Islam cares much for the relations between Muslims and non-Muslims. It makes it clear that Muslims, on meeting, should greet one another with “As-Salam `Alaykum”. In his hadith, the Prophet (peace and blessings be upon him) said: “Never will you enter Paradise until you are true believers. You will never be true believers until you show love to one another. Shall I inform you of something which, once you do it, will disseminate love amongst you, exchange ‘Salam’.”
Islam also shows that certain forms of greeting are to be avoided so as to keep the Muslim creed intact from shirk. But at the same time, Islam pays due respect to some fine traditions that do not collide with its teachings and are kept within bounds so as not to take any form of shirk.
In his response to your question, Sheikh Ahmad Kutty, a senior lecturer and Islamic scholar at the Islamic Institute of Toronto, Ontario, Canada, states:
“As a Muslim you should greet people with the greeting of Islam, which is “peace”. You are allowed to greet anyone with this greeting of peace regardless of his religion, race, or ethnicity, for we are to wish peace to everyone who is not in a state of war with us.

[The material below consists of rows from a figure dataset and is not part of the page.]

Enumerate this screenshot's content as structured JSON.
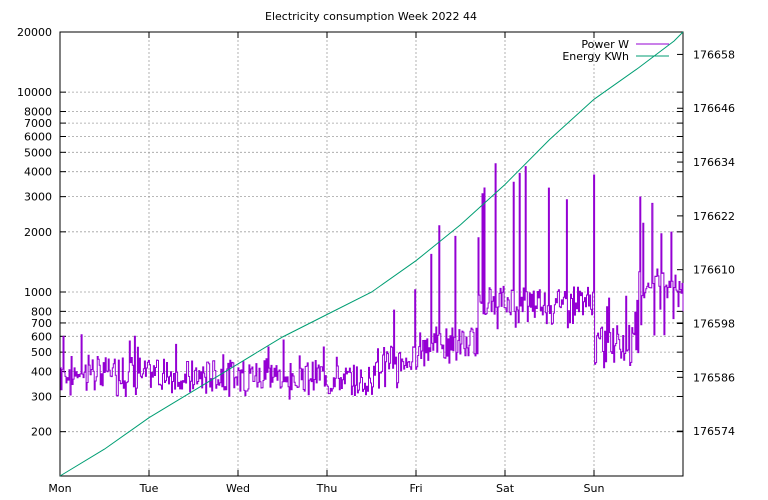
{
  "chart_data": {
    "type": "line",
    "title": "Electricity consumption Week 2022 44",
    "x_categories": [
      "Mon",
      "Tue",
      "Wed",
      "Thu",
      "Fri",
      "Sat",
      "Sun"
    ],
    "y_left": {
      "scale": "log",
      "range": [
        120,
        20000
      ],
      "ticks": [
        200,
        300,
        400,
        500,
        600,
        700,
        800,
        1000,
        2000,
        3000,
        4000,
        5000,
        6000,
        7000,
        8000,
        10000,
        20000
      ]
    },
    "y_right": {
      "scale": "linear",
      "range": [
        176564,
        176663
      ],
      "ticks": [
        176574,
        176586,
        176598,
        176610,
        176622,
        176634,
        176646,
        176658
      ]
    },
    "grid": true,
    "legend_position": "top-right",
    "series": [
      {
        "name": "Power W",
        "axis": "left",
        "color": "#9400d3",
        "style": "steps",
        "segments": [
          {
            "day_start": 0.0,
            "day_end": 0.9,
            "base": 400,
            "low": 300,
            "high": 630
          },
          {
            "day_start": 0.9,
            "day_end": 2.0,
            "base": 380,
            "low": 300,
            "high": 610
          },
          {
            "day_start": 2.0,
            "day_end": 3.0,
            "base": 380,
            "low": 290,
            "high": 580
          },
          {
            "day_start": 3.0,
            "day_end": 3.5,
            "base": 360,
            "low": 300,
            "high": 560
          },
          {
            "day_start": 3.5,
            "day_end": 4.0,
            "base": 450,
            "low": 310,
            "high": 1100
          },
          {
            "day_start": 4.0,
            "day_end": 4.7,
            "base": 560,
            "low": 420,
            "high": 2250
          },
          {
            "day_start": 4.7,
            "day_end": 5.5,
            "base": 900,
            "low": 650,
            "high": 4500
          },
          {
            "day_start": 5.5,
            "day_end": 6.0,
            "base": 900,
            "low": 650,
            "high": 4500
          },
          {
            "day_start": 6.0,
            "day_end": 6.5,
            "base": 560,
            "low": 400,
            "high": 1000
          },
          {
            "day_start": 6.5,
            "day_end": 7.0,
            "base": 1100,
            "low": 600,
            "high": 3200
          }
        ],
        "end_value": 800
      },
      {
        "name": "Energy KWh",
        "axis": "right",
        "color": "#009e73",
        "style": "line",
        "x": [
          0.0,
          0.5,
          1.0,
          1.5,
          2.0,
          2.5,
          3.0,
          3.5,
          4.0,
          4.5,
          5.0,
          5.5,
          6.0,
          6.5,
          6.9,
          7.0
        ],
        "y": [
          176564,
          176570,
          176577,
          176583,
          176589,
          176595,
          176600,
          176605,
          176612,
          176620,
          176629,
          176639,
          176648,
          176655,
          176661,
          176663
        ]
      }
    ]
  }
}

If a Hindu greets you with “namaste” you can greet him back with “namaste” provided you understand the meaning of the word and it is not contrary to the Islamic beliefs and practices. In other words, if the idea is contrary to tawheed (oneness of Allah), then we are not allowed to use it. If there is no such idea implied, then certainly we can return with the same greeting. I don’t think the above words have any such unsavory connotations or meanings. In other words, the meanings you have indicated are acceptable in Islam.
Islam teaches us that we are to wish good and peace to everyone, and if someone wishes us peace and goodwill we must reciprocate in a similar way or with a better greeting and not with something less. Allah says, “When you are greeted with a greeting, return it with a better greeting or its equal. Surely, Allah takes account of all things.” (An-Nisa’: 86)
But it is only fair as a Muslim to greet people using the greeting of Islam, which is the greeting of paradise. Let the Hindu or Sikh choose whatever greeting they choose to greet you with; you are not to impose yours on him.”